Tantangan lain Pemilu tahun 2024 adalah masyarakat telah menganggap lumrah politik uang. Mengutip hasil survei dari Lembaga Survei Indonesia (LSI) pada 2019, sebanyak 48% masyarakat beranggapan jika politik uang hal yang biasa.

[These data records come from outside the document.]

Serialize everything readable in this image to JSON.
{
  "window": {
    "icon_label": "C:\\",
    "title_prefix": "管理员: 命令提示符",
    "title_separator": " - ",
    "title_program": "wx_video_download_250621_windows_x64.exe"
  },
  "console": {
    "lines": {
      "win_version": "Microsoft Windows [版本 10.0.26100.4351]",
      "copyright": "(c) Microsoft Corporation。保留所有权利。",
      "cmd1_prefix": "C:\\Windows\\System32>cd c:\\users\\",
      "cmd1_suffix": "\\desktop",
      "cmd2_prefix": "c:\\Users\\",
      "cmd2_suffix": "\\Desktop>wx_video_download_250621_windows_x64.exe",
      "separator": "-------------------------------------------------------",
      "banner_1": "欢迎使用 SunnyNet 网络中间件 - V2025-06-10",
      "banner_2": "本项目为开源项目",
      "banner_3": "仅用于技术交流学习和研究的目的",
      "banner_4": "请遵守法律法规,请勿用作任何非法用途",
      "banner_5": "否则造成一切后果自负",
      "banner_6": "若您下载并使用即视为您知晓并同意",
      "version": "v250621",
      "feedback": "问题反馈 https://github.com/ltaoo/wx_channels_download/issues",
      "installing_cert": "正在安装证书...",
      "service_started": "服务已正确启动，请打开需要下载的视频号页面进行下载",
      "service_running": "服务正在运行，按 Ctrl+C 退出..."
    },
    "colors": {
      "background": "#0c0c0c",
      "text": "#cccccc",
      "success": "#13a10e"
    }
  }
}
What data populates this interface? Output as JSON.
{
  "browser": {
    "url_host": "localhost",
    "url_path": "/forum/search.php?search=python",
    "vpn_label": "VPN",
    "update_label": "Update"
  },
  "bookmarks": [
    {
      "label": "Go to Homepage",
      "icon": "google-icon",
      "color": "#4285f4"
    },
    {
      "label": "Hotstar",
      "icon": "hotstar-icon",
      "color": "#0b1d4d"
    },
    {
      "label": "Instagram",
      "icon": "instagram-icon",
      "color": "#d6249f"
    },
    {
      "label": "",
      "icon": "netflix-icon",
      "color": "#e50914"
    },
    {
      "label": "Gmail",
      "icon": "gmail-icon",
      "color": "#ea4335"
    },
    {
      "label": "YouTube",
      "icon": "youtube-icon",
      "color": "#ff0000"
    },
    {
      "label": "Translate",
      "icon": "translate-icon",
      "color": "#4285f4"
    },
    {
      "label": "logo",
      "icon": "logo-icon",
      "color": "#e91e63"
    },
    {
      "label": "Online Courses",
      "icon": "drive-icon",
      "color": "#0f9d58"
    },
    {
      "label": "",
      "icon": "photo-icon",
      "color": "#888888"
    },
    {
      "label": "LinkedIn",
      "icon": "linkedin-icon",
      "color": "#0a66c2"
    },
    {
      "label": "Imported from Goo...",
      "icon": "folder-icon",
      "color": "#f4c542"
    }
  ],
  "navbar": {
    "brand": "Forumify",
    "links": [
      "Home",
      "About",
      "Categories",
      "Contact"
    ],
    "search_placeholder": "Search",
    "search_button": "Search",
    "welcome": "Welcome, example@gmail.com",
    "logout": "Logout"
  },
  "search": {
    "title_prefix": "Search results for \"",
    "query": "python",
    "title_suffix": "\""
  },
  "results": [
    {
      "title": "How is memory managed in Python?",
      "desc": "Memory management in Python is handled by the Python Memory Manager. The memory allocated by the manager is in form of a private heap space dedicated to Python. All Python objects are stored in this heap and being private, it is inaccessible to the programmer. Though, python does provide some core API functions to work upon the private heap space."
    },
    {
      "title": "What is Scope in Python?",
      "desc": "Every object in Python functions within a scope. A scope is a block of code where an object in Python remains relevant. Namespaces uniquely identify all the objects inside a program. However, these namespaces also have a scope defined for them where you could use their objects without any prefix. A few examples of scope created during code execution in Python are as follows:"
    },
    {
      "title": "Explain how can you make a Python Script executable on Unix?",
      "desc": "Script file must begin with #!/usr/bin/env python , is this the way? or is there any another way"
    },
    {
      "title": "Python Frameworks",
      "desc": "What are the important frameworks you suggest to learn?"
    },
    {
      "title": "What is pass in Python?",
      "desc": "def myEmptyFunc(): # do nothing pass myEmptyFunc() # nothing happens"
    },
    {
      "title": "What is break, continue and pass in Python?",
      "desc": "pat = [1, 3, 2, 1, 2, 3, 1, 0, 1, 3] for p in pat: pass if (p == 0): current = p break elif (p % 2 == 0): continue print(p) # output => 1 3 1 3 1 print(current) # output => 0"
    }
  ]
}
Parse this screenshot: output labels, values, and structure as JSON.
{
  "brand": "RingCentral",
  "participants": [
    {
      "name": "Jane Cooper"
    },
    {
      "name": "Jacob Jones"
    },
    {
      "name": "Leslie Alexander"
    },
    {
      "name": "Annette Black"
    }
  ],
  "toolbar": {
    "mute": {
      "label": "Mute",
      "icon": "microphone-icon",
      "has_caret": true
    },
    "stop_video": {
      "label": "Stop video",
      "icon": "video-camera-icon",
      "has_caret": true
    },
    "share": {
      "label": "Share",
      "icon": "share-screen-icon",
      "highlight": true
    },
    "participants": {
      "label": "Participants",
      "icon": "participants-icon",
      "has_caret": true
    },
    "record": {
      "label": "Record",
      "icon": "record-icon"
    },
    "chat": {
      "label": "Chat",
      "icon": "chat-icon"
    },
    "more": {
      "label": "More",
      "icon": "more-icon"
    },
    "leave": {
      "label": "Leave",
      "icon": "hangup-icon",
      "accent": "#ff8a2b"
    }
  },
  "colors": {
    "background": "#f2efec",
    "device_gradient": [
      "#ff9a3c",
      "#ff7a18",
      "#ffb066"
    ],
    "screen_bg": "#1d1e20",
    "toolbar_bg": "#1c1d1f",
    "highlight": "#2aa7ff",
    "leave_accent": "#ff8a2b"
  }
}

“Ini merupakan tantangan besar bagi seluruh stakeholder di tanah air, bagaimana membuat regulasi yang jelas sebagai salah satu syarat Pemilu yang demokratis. Tentu saja di dalamnya menyangkut bagaimana penindakan dan sanksi bagi pelaku politik uang,” pungkasnya. [Humas DKPP]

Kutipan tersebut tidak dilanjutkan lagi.